Segundo fontes do governo, por mais que se tenha divulgado um valor de R$ 300 para o auxílio emergencial, até por volta de 12 horas de hoje, ainda não tinha sido definido o valor verdadeiro do benefício. As planilhas estavam em cima das mesas dos técnicos do governo e as simulações estariam prevendo algo entre R$ 270 e R$ 310 mensais. O problema é que, amanhã, está previsto um grande evento com o presidente Jair Bolsonaro e parlamentares para o anúncio, o que já começa a ser considerado como a abertura oficial (com ares de extraoficialidade) da campanha de 2022.

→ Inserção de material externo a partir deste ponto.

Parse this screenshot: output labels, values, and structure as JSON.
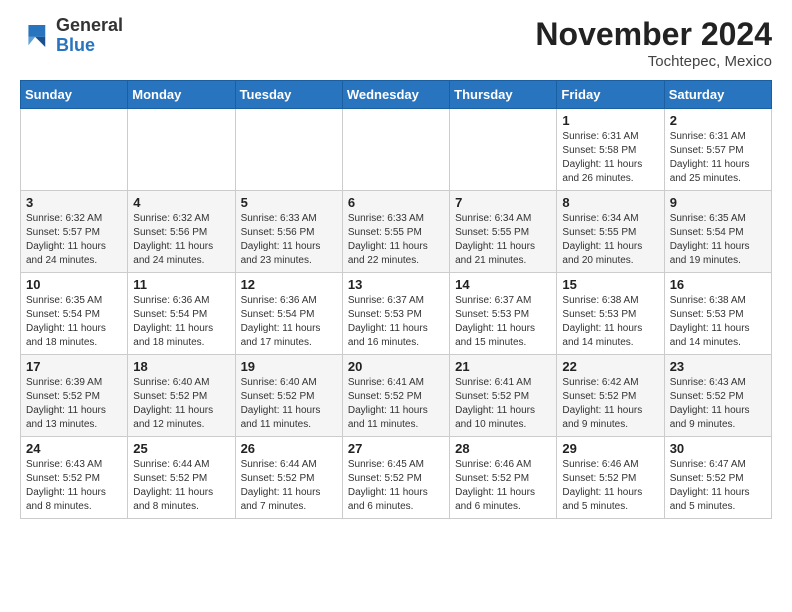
{
  "header": {
    "logo_general": "General",
    "logo_blue": "Blue",
    "month": "November 2024",
    "location": "Tochtepec, Mexico"
  },
  "weekdays": [
    "Sunday",
    "Monday",
    "Tuesday",
    "Wednesday",
    "Thursday",
    "Friday",
    "Saturday"
  ],
  "weeks": [
    [
      {
        "day": "",
        "info": ""
      },
      {
        "day": "",
        "info": ""
      },
      {
        "day": "",
        "info": ""
      },
      {
        "day": "",
        "info": ""
      },
      {
        "day": "",
        "info": ""
      },
      {
        "day": "1",
        "info": "Sunrise: 6:31 AM\nSunset: 5:58 PM\nDaylight: 11 hours\nand 26 minutes."
      },
      {
        "day": "2",
        "info": "Sunrise: 6:31 AM\nSunset: 5:57 PM\nDaylight: 11 hours\nand 25 minutes."
      }
    ],
    [
      {
        "day": "3",
        "info": "Sunrise: 6:32 AM\nSunset: 5:57 PM\nDaylight: 11 hours\nand 24 minutes."
      },
      {
        "day": "4",
        "info": "Sunrise: 6:32 AM\nSunset: 5:56 PM\nDaylight: 11 hours\nand 24 minutes."
      },
      {
        "day": "5",
        "info": "Sunrise: 6:33 AM\nSunset: 5:56 PM\nDaylight: 11 hours\nand 23 minutes."
      },
      {
        "day": "6",
        "info": "Sunrise: 6:33 AM\nSunset: 5:55 PM\nDaylight: 11 hours\nand 22 minutes."
      },
      {
        "day": "7",
        "info": "Sunrise: 6:34 AM\nSunset: 5:55 PM\nDaylight: 11 hours\nand 21 minutes."
      },
      {
        "day": "8",
        "info": "Sunrise: 6:34 AM\nSunset: 5:55 PM\nDaylight: 11 hours\nand 20 minutes."
      },
      {
        "day": "9",
        "info": "Sunrise: 6:35 AM\nSunset: 5:54 PM\nDaylight: 11 hours\nand 19 minutes."
      }
    ],
    [
      {
        "day": "10",
        "info": "Sunrise: 6:35 AM\nSunset: 5:54 PM\nDaylight: 11 hours\nand 18 minutes."
      },
      {
        "day": "11",
        "info": "Sunrise: 6:36 AM\nSunset: 5:54 PM\nDaylight: 11 hours\nand 18 minutes."
      },
      {
        "day": "12",
        "info": "Sunrise: 6:36 AM\nSunset: 5:54 PM\nDaylight: 11 hours\nand 17 minutes."
      },
      {
        "day": "13",
        "info": "Sunrise: 6:37 AM\nSunset: 5:53 PM\nDaylight: 11 hours\nand 16 minutes."
      },
      {
        "day": "14",
        "info": "Sunrise: 6:37 AM\nSunset: 5:53 PM\nDaylight: 11 hours\nand 15 minutes."
      },
      {
        "day": "15",
        "info": "Sunrise: 6:38 AM\nSunset: 5:53 PM\nDaylight: 11 hours\nand 14 minutes."
      },
      {
        "day": "16",
        "info": "Sunrise: 6:38 AM\nSunset: 5:53 PM\nDaylight: 11 hours\nand 14 minutes."
      }
    ],
    [
      {
        "day": "17",
        "info": "Sunrise: 6:39 AM\nSunset: 5:52 PM\nDaylight: 11 hours\nand 13 minutes."
      },
      {
        "day": "18",
        "info": "Sunrise: 6:40 AM\nSunset: 5:52 PM\nDaylight: 11 hours\nand 12 minutes."
      },
      {
        "day": "19",
        "info": "Sunrise: 6:40 AM\nSunset: 5:52 PM\nDaylight: 11 hours\nand 11 minutes."
      },
      {
        "day": "20",
        "info": "Sunrise: 6:41 AM\nSunset: 5:52 PM\nDaylight: 11 hours\nand 11 minutes."
      },
      {
        "day": "21",
        "info": "Sunrise: 6:41 AM\nSunset: 5:52 PM\nDaylight: 11 hours\nand 10 minutes."
      },
      {
        "day": "22",
        "info": "Sunrise: 6:42 AM\nSunset: 5:52 PM\nDaylight: 11 hours\nand 9 minutes."
      },
      {
        "day": "23",
        "info": "Sunrise: 6:43 AM\nSunset: 5:52 PM\nDaylight: 11 hours\nand 9 minutes."
      }
    ],
    [
      {
        "day": "24",
        "info": "Sunrise: 6:43 AM\nSunset: 5:52 PM\nDaylight: 11 hours\nand 8 minutes."
      },
      {
        "day": "25",
        "info": "Sunrise: 6:44 AM\nSunset: 5:52 PM\nDaylight: 11 hours\nand 8 minutes."
      },
      {
        "day": "26",
        "info": "Sunrise: 6:44 AM\nSunset: 5:52 PM\nDaylight: 11 hours\nand 7 minutes."
      },
      {
        "day": "27",
        "info": "Sunrise: 6:45 AM\nSunset: 5:52 PM\nDaylight: 11 hours\nand 6 minutes."
      },
      {
        "day": "28",
        "info": "Sunrise: 6:46 AM\nSunset: 5:52 PM\nDaylight: 11 hours\nand 6 minutes."
      },
      {
        "day": "29",
        "info": "Sunrise: 6:46 AM\nSunset: 5:52 PM\nDaylight: 11 hours\nand 5 minutes."
      },
      {
        "day": "30",
        "info": "Sunrise: 6:47 AM\nSunset: 5:52 PM\nDaylight: 11 hours\nand 5 minutes."
      }
    ]
  ]
}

Os técnicos dizem ainda que os parlamentares, nesse 1º de setembro, poderão ser mais surpreendidos do que imaginam. “Mas há um dilema: se os congressistas ficaram muito satisfeitos, certamente a equipe econômica sai abalada. A situação de Guedes ficará complicada. Ou ele demonstra que quer mesmo a austeridade fiscal e bate o pé para impedir expansão de despesas. Ou engole sapo como se come ostra, leva na brincadeira os pitos de Bolsonaro e fecha os olhos para a farra que está prestes a acontecer. É esperar para ver”, ironizou um técnico do próprio governo.

Tabela

O economista Gil Castello Branco, especialista em contas públicas da Associação Contas Abertas, concorda que o Orçamento será entregue hoje “para cumprir tabela”, porque dados importantes e que exigem gastos não estarão contemplados na peça orçamentária de 2021. Entre eles, sobre o programa Renda Brasil (o novo Bolsa Família dessa gestão neoliberal), o plano Pró-Brasil (para obras de infraestrutura) e o valor do auxílio emergencial (R$ 600 mensais, até o momento, para trabalhadores informais, microempreendedores individuais (MEI), autônomos e desempregados).

“A previsão é de que esse orçamento vai ser totalmente alterado pelo Congresso ao longo da tramitação.  Muito mais que de costume. Além disso, não podemos esquecer que já estão tramitando aquelas propostas dos fundos, do pacto federativo e a emergencial. Todas prevendo a redução dos gastos no pós-pandemia”, afirma. Sobre o encaminhamento da reforma administrativa, nada mudará. “A novela do envia não envia tende a continuar”, reforça Castello Branco.

O que está atravancando a revelação do valor do auxílio emergencial é o custo, diz o economista. Ele Programa Bolsa Família custa R$ 32 bilhões por ano (em média R$ 191 por pessoa). O Renda Brasil, seu provável substituto oficial, deverá ter impacto financeiro de R$ 52 bilhões. Embora, pelo que vem sendo ventilado, o governo não esteja disposto a retirar de vez o auxílio emergencial – principalmente para os 37,5 milhões de “invisíveis” descobertos pela pandemia -, e nisso os especialistas concordam, a dúvida ainda é sobre como se comportará a economia. “Não se sabe se a atividade vai reagir em 2021. Mas a certeza é de que qualquer irresponsabilidade fiscal muda o cenário: as taxas de juros podem subir, o risco Brasil vai aumentar e, assim, os investidores não  virão para o país”, reforça Castello Branco.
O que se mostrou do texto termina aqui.